When you walk down the grocery store dental aisle you see many different types of mouthwash. Most claim to be good for your dental health, with germ-killing abilities or fluoride content, and some claim to whiten teeth while freshening the breath. These are all great benefits, but The Plano Dentist asks: will they help meet your oral care needs?
Many men and women wonder if daily mouthwash should be part of their dental routine. Brushing and flossing are the two essential habits that have the greatest effect on dental health, so if you’re doing these two things, is mouthwash needed?
As long as you follow the directions on the bottle, mouthwash may slightly benefit dental health, even if it doesn’t live up to every advertised promise. Rinsing with a mouthwash that contains fluoride can’t hurt your teeth, but allowing a bit of diluted toothpaste to stay on tooth surfaces after brushing probably has the same effect.

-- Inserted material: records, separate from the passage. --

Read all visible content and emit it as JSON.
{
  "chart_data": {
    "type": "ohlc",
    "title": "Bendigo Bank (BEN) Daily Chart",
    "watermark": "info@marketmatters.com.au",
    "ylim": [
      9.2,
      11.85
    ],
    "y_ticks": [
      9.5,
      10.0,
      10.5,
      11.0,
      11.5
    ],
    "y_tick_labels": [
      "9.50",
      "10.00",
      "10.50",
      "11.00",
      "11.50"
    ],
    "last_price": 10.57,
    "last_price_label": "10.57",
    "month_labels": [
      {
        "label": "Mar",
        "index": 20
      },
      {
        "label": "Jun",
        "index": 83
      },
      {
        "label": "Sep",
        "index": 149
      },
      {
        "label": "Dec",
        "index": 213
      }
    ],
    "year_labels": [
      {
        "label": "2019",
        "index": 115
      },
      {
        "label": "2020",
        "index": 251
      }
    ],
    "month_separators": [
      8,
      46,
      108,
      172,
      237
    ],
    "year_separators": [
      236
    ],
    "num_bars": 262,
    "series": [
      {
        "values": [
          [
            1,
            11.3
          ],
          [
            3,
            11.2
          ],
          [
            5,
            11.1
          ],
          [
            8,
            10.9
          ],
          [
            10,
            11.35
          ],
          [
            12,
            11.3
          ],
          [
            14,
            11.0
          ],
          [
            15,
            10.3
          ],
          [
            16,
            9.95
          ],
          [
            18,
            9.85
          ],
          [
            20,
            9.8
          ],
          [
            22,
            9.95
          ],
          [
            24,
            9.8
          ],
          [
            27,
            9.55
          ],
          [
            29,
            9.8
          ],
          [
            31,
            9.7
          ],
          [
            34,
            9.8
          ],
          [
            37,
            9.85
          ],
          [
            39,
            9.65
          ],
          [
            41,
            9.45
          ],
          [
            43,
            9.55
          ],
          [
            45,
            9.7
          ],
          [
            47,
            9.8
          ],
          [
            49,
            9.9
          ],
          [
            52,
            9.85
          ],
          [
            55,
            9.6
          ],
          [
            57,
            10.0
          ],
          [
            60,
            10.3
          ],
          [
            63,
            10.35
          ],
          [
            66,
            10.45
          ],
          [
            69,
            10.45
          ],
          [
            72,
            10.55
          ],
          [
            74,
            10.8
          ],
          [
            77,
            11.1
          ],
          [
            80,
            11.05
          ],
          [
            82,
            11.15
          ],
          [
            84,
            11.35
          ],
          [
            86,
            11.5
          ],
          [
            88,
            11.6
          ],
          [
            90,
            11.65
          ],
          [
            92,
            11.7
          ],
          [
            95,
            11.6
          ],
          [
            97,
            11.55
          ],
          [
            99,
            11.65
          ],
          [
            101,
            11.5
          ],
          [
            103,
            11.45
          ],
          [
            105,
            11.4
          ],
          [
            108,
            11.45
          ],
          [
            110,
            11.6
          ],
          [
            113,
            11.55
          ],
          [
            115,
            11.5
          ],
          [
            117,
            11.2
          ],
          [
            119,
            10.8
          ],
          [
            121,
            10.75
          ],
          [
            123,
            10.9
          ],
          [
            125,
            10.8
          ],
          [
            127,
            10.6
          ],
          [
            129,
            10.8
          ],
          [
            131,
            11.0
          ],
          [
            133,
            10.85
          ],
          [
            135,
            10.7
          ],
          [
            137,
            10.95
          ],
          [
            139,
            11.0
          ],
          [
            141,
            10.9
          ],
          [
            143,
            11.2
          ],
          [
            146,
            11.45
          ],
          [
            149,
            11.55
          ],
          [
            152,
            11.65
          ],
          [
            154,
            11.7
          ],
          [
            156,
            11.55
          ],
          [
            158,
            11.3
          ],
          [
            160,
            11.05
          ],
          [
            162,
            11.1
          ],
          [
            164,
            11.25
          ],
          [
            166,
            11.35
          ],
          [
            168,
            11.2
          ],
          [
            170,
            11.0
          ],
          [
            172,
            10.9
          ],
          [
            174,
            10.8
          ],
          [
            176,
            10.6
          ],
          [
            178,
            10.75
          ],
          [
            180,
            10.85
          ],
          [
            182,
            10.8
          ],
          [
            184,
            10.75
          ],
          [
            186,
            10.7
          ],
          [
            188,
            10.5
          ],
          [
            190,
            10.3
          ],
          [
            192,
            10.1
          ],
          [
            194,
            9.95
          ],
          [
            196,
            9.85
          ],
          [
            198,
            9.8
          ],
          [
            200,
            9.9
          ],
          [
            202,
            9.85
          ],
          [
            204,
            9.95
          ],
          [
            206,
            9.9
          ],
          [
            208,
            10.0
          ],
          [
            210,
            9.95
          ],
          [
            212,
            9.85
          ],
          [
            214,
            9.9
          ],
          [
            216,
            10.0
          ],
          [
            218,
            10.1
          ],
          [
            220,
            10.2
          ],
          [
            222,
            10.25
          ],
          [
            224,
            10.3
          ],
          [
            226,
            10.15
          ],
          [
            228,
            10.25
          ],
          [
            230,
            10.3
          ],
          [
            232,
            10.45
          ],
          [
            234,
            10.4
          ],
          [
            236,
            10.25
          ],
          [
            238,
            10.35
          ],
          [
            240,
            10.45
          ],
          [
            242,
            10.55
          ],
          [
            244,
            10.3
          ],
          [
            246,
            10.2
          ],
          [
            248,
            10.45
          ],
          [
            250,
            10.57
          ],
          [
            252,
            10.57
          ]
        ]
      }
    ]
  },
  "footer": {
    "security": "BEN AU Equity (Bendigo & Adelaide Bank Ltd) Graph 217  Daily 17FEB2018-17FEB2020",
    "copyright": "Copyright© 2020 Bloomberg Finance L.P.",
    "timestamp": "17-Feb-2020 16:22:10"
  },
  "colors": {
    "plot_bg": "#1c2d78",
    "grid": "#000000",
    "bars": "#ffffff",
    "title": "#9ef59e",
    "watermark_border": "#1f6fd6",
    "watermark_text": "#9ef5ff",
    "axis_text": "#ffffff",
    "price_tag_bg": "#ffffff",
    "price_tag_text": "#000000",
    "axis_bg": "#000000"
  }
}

Individuals who suffer from bad breath often believe that mouthwash can solve the trouble. Actually, mouthwashes that contain alcohol can worsen the problem because they can cause dry mouth—a condition that can contribute to bad breath. Mouthwashes without alcohol are typically more efficient for freshening breath. These products are usually called fluoride rinses.
Bottom line? Never substitute mouthwash for proper brushing and flossing. And if you use mouthwash, opt for a brand that contains fluoride and no alcohol.